Hubo un tiempo en que tenía dos teléfonos: el de casa y el del despacho. Cuando aparecieron los primeros portátiles –que no, móviles- me negué en redondo a dotarme de uno porque pensaba que me iba a acelerar la vida y a meterme más presión en el trabajo. Y no me equivocaba. Mientras pude, me resistí. Pero fue pasando el tiempo, el implacable, y el uso de aquellos pesados aparatos que destrozaban los bolsillos de abrigos y cazadoras se fue generalizando, sobre todo en el mundo de la empresa y las instituciones públicas. Me hice con uno. Como me daba vergüenza utilizarlo por la calle, cada vez que sonaba, me adentraba discretamente en algún portal o me situaba a resguardo de las miradas para proteger la privacidad de la conversación y no sentirme observado. Más tarde, mis prejuicios desaparecieron.

Pertenezco a una generación absolutamente desbordada por la aceleración tecnológica.  A pesar de la buena predisposición hacia la innovación y los cambios técnicos, en los cuales veíamos más pros que contras, su desarrollo ha sido – y continúa siendo- tan hiperbólico a lo largo de las últimas décadas, que a la mayor parte de nosotros nos resulta imposible asimilarlo.

Al principio recurríamos a los compañeros de trabajo más especializados o, simplemente, más jóvenes, para salir de los permanentes atascos en los que nos veíamos envueltos. Pero pronto observamos que tanto los informáticos como los jóvenes, en general eran gentes poco pacientes y, como tales, malos pedagogos. Con lo cual, nos fuimos buscando la vida como pudimos intentando adaptarnos al medio y, en la medida de lo posible, continuar siendo contemporáneos. Ahí seguimos. Hoy, asomándonos con todo tipo de reservas por  Twitter,  Facebook,  Youtube, etc…

A pesar de todo, el ritmo de los cambios no nos ha impedido adquirir cierto nivel de destrezas que nos permiten operar, como se decía al inicio de la era informática, “a nivel de usuario”. Una de esas frases que con los años cambia de contenido pero no de sentido. Pero ese solo era el problema tecnológico, el derivado de los avances técnicos. Luego aparecieron las denominadas redes y con ellas todas las transformaciones de índole social,  económico y comunicacional que han terminado por revolucionar la vida y nuestra manera de relacionarnos con el entorno en sus diferentes escalas.
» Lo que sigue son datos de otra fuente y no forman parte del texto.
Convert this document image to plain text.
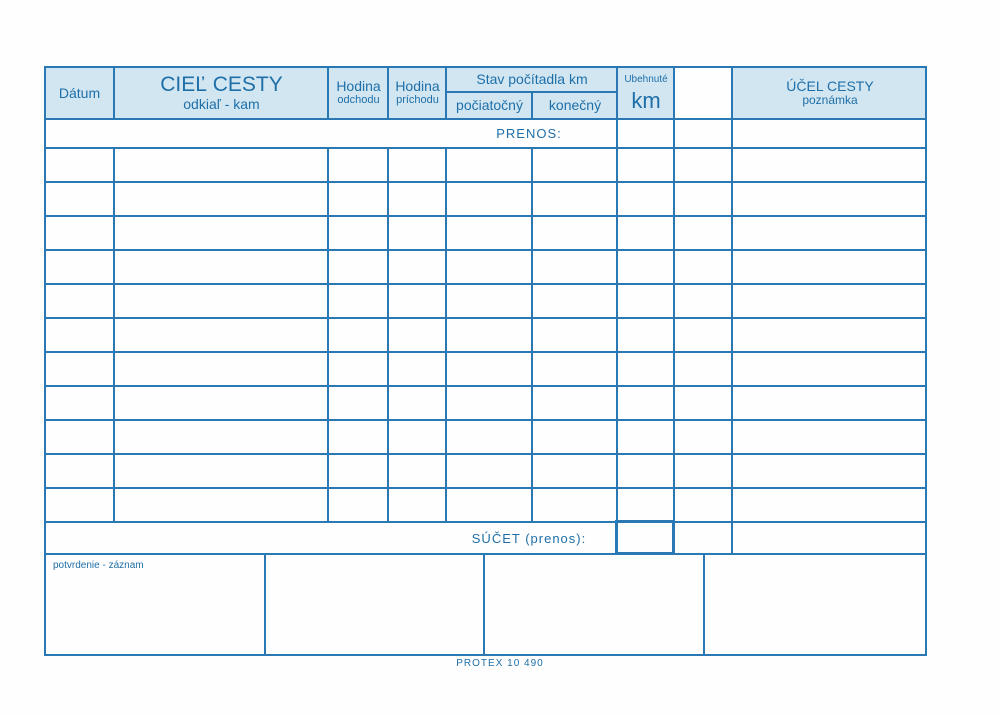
Dátum	CIEĽ CESTY
odkiaľ - kam
Hodina
odchodu
Hodina
príchodu
Stav počítadla km
počiatočný	konečný
Ubehnuté
km
ÚČEL CESTY
poznámka
PRENOS:
SÚČET (prenos):
potvrdenie - záznam
PROTEX 10 490
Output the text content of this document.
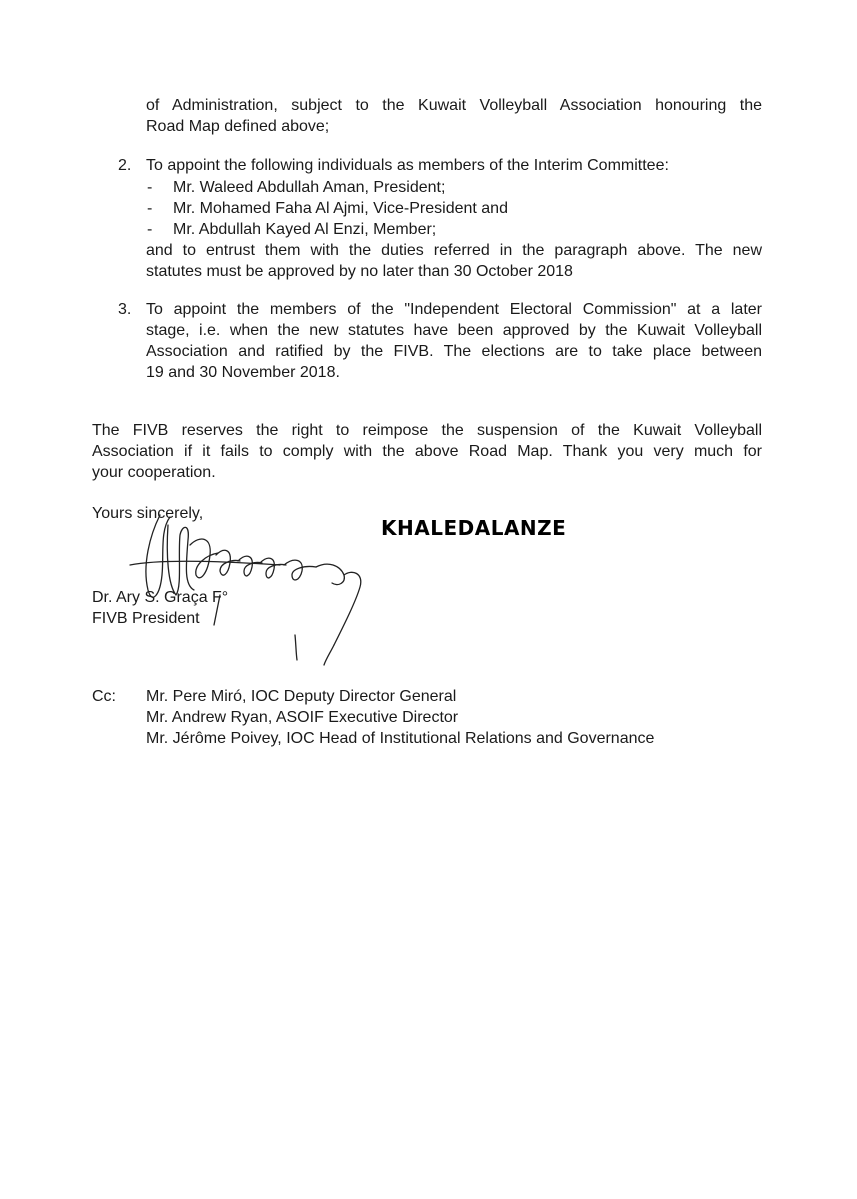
of Administration, subject to the Kuwait Volleyball Association honouring the
Road Map defined above;
2. To appoint the following individuals as members of the Interim Committee:
- Mr. Waleed Abdullah Aman, President;
- Mr. Mohamed Faha Al Ajmi, Vice-President and
- Mr. Abdullah Kayed Al Enzi, Member;
and to entrust them with the duties referred in the paragraph above. The new
statutes must be approved by no later than 30 October 2018
3. To appoint the members of the "Independent Electoral Commission" at a later
stage, i.e. when the new statutes have been approved by the Kuwait Volleyball
Association and ratified by the FIVB. The elections are to take place between
19 and 30 November 2018.
The FIVB reserves the right to reimpose the suspension of the Kuwait Volleyball
Association if it fails to comply with the above Road Map. Thank you very much for
your cooperation.
Yours sincerely,
Dr. Ary S. Graça F°
FIVB President
KHALEDALANZE
Cc: Mr. Pere Miró, IOC Deputy Director General
Mr. Andrew Ryan, ASOIF Executive Director
Mr. Jérôme Poivey, IOC Head of Institutional Relations and Governance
Los polvos de la tecnología y los lodos de las redes sociales

Me acerco a las redes sociales con mesura y cautela, pero estos días pasados de reclusión, supongo que como gran parte de los mortales, he sentido en algunos momentos la tentación de adentrarme por vericuetos que normalmente no frecuento. A mis años, la salud es lo primero. Al entrar en las burbujas de otros, enseguida he podido constatar que son legión los que no ven la vida como yo la veo. Es más, que detestan y odian una buena parte de las cosas, valores y personas que yo quiero y admiro. Eso ya lo sabía porque lo tengo muy experimentado. Sin embargo lo que no podía imaginarme es el nivel de odio y virulencia con el que gentes, desde otras burbujas, se emplean en denigrar y destrozar a todos los que no piensan como ellos. Si no hubiera perdido hace tiempo la capacidad para escandalizarme supongo que perdería hasta el habla, que me quedaría atónito. Sin embargo, me cuesta entender, qué le vamos a hacer, la clase de frustraciones, resentimientos, fobias y fanatismos que albergan algunas personas en su interior para llegar a destilar el veneno que escupen al cobijo del anonimato y la impunidad que, si no median denuncias, proporcionan las redes.
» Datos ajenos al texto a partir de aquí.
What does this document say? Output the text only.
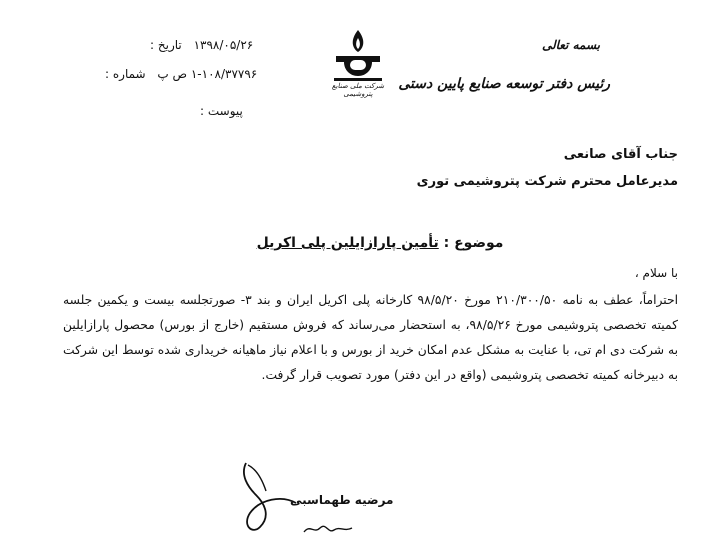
تاریخ : ۱۳۹۸/۰۵/۲۶
شماره : ۱-۱۰۸/۳۷۷۹۶ ص پ
پیوست :
شرکت ملی صنایع پتروشیمی
بسمه تعالی
رئیس دفتر توسعه صنایع پایین دستی
جناب آقای صانعی
مدیرعامل محترم شرکت پتروشیمی توری
موضوع : تأمین پارازایلین پلی اکریل
با سلام ،
احتراماً، عطف به نامه ۲۱۰/۳۰۰/۵۰ مورخ ۹۸/۵/۲۰ کارخانه پلی اکریل ایران و بند ۳- صورتجلسه بیست و یکمین جلسه کمیته تخصصی پتروشیمی مورخ ۹۸/۵/۲۶، به استحضار می‌رساند که فروش مستقیم (خارج از بورس) محصول پارازایلین به شرکت دی ام تی، با عنایت به مشکل عدم امکان خرید از بورس و با اعلام نیاز ماهیانه خریداری شده توسط این شرکت به دبیرخانه کمیته تخصصی پتروشیمی (واقع در این دفتر) مورد تصویب قرار گرفت.
مرضیه طهماسبی
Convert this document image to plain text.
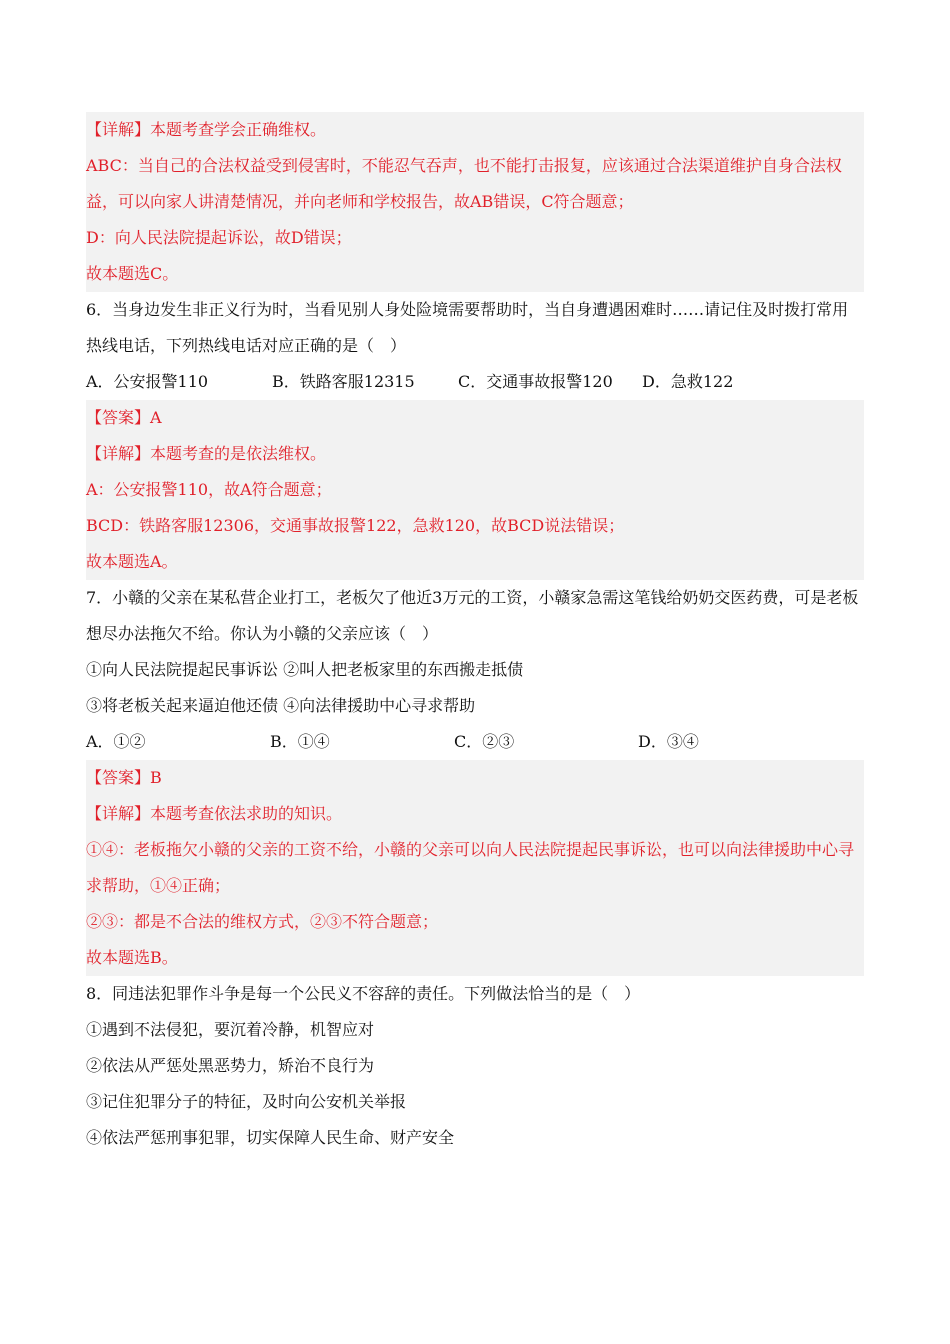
【详解】本题考查学会正确维权。
ABC：当自己的合法权益受到侵害时，不能忍气吞声，也不能打击报复，应该通过合法渠道维护自身合法权益，可以向家人讲清楚情况，并向老师和学校报告，故AB错误，C符合题意；
D：向人民法院提起诉讼，故D错误；
故本题选C。
6．当身边发生非正义行为时，当看见别人身处险境需要帮助时，当自身遭遇困难时……请记住及时拨打常用热线电话，下列热线电话对应正确的是（　）
A．公安报警110	B．铁路客服12315	C．交通事故报警120	D．急救122
【答案】A
【详解】本题考查的是依法维权。
A：公安报警110，故A符合题意；
BCD：铁路客服12306，交通事故报警122，急救120，故BCD说法错误；
故本题选A。
7．小赣的父亲在某私营企业打工，老板欠了他近3万元的工资，小赣家急需这笔钱给奶奶交医药费，可是老板想尽办法拖欠不给。你认为小赣的父亲应该（　）
①向人民法院提起民事诉讼 ②叫人把老板家里的东西搬走抵债
③将老板关起来逼迫他还债 ④向法律援助中心寻求帮助
A．①②	B．①④	C．②③	D．③④
【答案】B
【详解】本题考查依法求助的知识。
①④：老板拖欠小赣的父亲的工资不给，小赣的父亲可以向人民法院提起民事诉讼，也可以向法律援助中心寻求帮助，①④正确；
②③：都是不合法的维权方式，②③不符合题意；
故本题选B。
8．同违法犯罪作斗争是每一个公民义不容辞的责任。下列做法恰当的是（　）
①遇到不法侵犯，要沉着冷静，机智应对
②依法从严惩处黑恶势力，矫治不良行为
③记住犯罪分子的特征，及时向公安机关举报
④依法严惩刑事犯罪，切实保障人民生命、财产安全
Otra cuestión que he podido constatar dejándome llevar, momentáneamente, por ese apetito curioso que tanto estimulan las susodichas redes es que no siempre los amigos de mis amigos son mis amigos. En cuanto te alejas de territorio aliado con tres o cuatro clics, no tardas en encontrarte con personajes que no solo no son simpáticos sino que se me antojan unos impresentables. Razón por la cual, con muchos modos, vuelvo sobre mis pasos hasta mi zona de confort, mi burbuja, en la cual solamente habita gente que me mira bien, con la que empatizo, y que me hace la vida más agradable con sus likes, sus frases amables o sus emoticones de buen rollo.
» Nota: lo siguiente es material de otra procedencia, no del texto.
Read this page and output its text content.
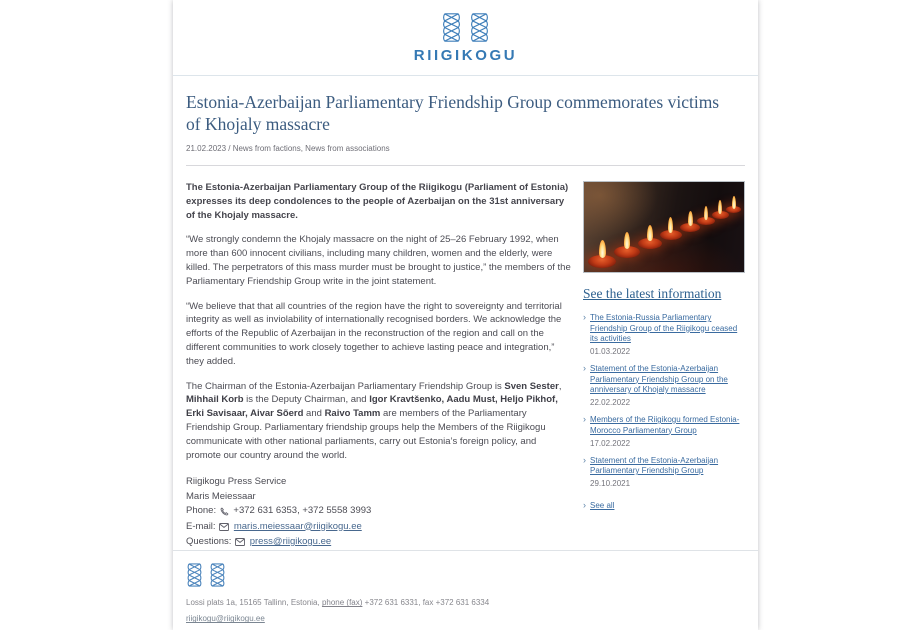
RIIGIKOGU
Estonia-Azerbaijan Parliamentary Friendship Group commemorates victims of Khojaly massacre
21.02.2023 / News from factions, News from associations

The Estonia-Azerbaijan Parliamentary Group of the Riigikogu (Parliament of Estonia) expresses its deep condolences to the people of Azerbaijan on the 31st anniversary of the Khojaly massacre.

“We strongly condemn the Khojaly massacre on the night of 25–26 February 1992, when more than 600 innocent civilians, including many children, women and the elderly, were killed. The perpetrators of this mass murder must be brought to justice,” the members of the Parliamentary Friendship Group write in the joint statement.

“We believe that that all countries of the region have the right to sovereignty and territorial integrity as well as inviolability of internationally recognised borders. We acknowledge the efforts of the Republic of Azerbaijan in the reconstruction of the region and call on the different communities to work closely together to achieve lasting peace and integration,” they added.

The Chairman of the Estonia-Azerbaijan Parliamentary Friendship Group is Sven Sester, Mihhail Korb is the Deputy Chairman, and Igor Kravtšenko, Aadu Must, Heljo Pikhof, Erki Savisaar, Aivar Sõerd and Raivo Tamm are members of the Parliamentary Friendship Group. Parliamentary friendship groups help the Members of the Riigikogu communicate with other national parliaments, carry out Estonia’s foreign policy, and promote our country around the world.

Riigikogu Press Service
Maris Meiessaar
Phone: +372 631 6353, +372 5558 3993
E-mail: maris.meiessaar@riigikogu.ee
Questions: press@riigikogu.ee
See the latest information
› The Estonia-Russia Parliamentary Friendship Group of the Riigikogu ceased its activities
01.03.2022
› Statement of the Estonia-Azerbaijan Parliamentary Friendship Group on the anniversary of Khojaly massacre
22.02.2022
› Members of the Riigikogu formed Estonia-Morocco Parliamentary Group
17.02.2022
› Statement of the Estonia-Azerbaijan Parliamentary Friendship Group
29.10.2021
› See all
Lossi plats 1a, 15165 Tallinn, Estonia, phone (fax) +372 631 6331, fax +372 631 6334
riigikogu@riigikogu.ee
Aunque mantenga abierta esa ventana por la que circula una cálida corriente de afectos, me cuidaré mucho de convertirme en un adicto y crearme ningún tipo de dependencia con ese engañoso circo. La ansiedad nunca ha sido saludable. Es cierto que hace tiempo que los emoticones, likes, ¡guapos!, ¡guapas!, etc… forman parte de nuestro marco vital, pero de ahí a pensar que eso es la vida real hay un largo trecho. Personalmente y muy especialmente en estos tiempos extraños, prefiero el contacto directo, el cara a cara, la mirada diáfana, todos esos gestos incomparables que no dan pie a confusión alguna.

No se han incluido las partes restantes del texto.